The same is true for locations. Watch out if you've done a lot of editing because bits can be left behind without your noticing. For example, in one of my books I started with a farmhouse kitchen location. Later I changed it to a modern house with a sleek designer kitchen. I remembered to alter most of the details except the oak beams that were left in the ceiling (luckily my agent spotted them).
Then there is character consistency. If a character is coward all along, they can't suddenly be brave unless you show why. I was reading a post from Kate Walker that said the one of the main stumbling blocks for romantic manuscripts was when characters who had been at loggerheads with each other throughout the ms suddenly declared their love, leaving the reader feeling there was no basis for such a sudden change. So characters can change, but the reasons why have to be shown and the change has to be plausible ie consistent with their range. A timid person might conquer their fear and give a public speech, but they won't suddenly transform into a life-and-soul-of-the-party type in the rest of their life.

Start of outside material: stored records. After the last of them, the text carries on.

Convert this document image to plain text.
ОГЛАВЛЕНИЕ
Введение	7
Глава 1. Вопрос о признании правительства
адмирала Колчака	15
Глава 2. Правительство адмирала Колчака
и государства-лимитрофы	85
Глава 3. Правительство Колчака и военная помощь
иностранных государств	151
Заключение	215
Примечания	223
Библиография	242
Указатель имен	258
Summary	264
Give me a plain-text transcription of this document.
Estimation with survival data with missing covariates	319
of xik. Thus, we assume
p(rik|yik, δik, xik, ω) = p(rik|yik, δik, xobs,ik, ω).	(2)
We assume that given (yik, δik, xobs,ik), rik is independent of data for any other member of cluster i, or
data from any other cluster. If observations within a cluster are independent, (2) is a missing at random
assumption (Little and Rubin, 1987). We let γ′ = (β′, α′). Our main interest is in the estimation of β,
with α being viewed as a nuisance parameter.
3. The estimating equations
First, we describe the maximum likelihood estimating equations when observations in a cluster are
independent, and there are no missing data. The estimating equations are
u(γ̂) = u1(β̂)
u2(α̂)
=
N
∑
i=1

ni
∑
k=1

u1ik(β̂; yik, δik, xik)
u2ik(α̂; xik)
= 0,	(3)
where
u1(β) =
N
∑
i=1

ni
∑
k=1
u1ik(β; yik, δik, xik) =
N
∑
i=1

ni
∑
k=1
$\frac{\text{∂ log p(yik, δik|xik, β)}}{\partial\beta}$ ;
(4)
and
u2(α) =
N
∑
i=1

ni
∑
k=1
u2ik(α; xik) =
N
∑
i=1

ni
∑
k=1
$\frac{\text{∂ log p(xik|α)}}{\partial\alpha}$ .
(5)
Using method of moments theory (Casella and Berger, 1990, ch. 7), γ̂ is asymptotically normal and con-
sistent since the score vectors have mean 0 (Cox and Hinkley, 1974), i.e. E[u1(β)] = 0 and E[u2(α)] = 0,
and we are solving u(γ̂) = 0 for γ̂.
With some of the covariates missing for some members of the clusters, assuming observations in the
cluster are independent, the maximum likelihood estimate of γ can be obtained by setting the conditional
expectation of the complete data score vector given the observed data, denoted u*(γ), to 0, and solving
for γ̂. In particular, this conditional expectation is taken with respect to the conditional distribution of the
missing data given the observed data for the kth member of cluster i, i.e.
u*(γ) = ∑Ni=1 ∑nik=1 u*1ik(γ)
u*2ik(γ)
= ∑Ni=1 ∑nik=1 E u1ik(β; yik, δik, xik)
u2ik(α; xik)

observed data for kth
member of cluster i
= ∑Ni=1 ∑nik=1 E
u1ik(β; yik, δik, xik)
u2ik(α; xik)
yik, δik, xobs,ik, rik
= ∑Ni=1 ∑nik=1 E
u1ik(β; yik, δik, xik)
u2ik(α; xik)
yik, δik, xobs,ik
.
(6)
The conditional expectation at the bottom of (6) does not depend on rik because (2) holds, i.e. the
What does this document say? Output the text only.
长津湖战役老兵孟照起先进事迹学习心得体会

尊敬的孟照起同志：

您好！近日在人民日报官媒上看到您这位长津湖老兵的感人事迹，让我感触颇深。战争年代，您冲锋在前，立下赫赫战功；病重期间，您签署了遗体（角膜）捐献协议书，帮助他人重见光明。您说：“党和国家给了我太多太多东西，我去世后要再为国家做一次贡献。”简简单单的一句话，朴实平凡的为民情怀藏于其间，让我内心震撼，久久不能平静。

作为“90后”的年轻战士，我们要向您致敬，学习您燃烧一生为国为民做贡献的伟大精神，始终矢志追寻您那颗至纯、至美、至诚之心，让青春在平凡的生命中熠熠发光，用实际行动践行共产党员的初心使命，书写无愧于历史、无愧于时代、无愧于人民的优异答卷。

There needs to be consistency within structure too. A bit like the first post on POV, you can do what you like in terms of setting a pattern with the structure, but then you need to stick to it. So you could, for example, alternate between locations or times, or have diary entries or whatever you liked, but having set a pattern the reader would expect you to follow it. If you suddenly change it needs to be explained. At the end of Luke Rhinehart's The Dice Man the means of delivering the story has to change, but I still had a slight feeling of disappointment.
If there appears to be no pattern the reader will trust that by the end of the book you will have revealed that there actually was a pattern after all - Kate Atkinson does this brilliantly in her recent Jackson Brodie novels from Case Histories onwards. (Having said that, with Started Early, Took My Dog I'm still confused about where the stake-out at the beginning of the story fitted in. And who was the little girl in the end?)
Consistency within genre follows on from structure. If you start out as a techno-thriller, the reader will be disappointed/baffled if you end up with a historical romance. Or vice versa. That's obviously an extreme example, but there are many sub-genres even within literary fiction. It's one of the reasons why you should be reading lots so you automatically recognise consistency within the area you're writing.
Be consistent is a rule, but at least you get to set what the rules of consistency are.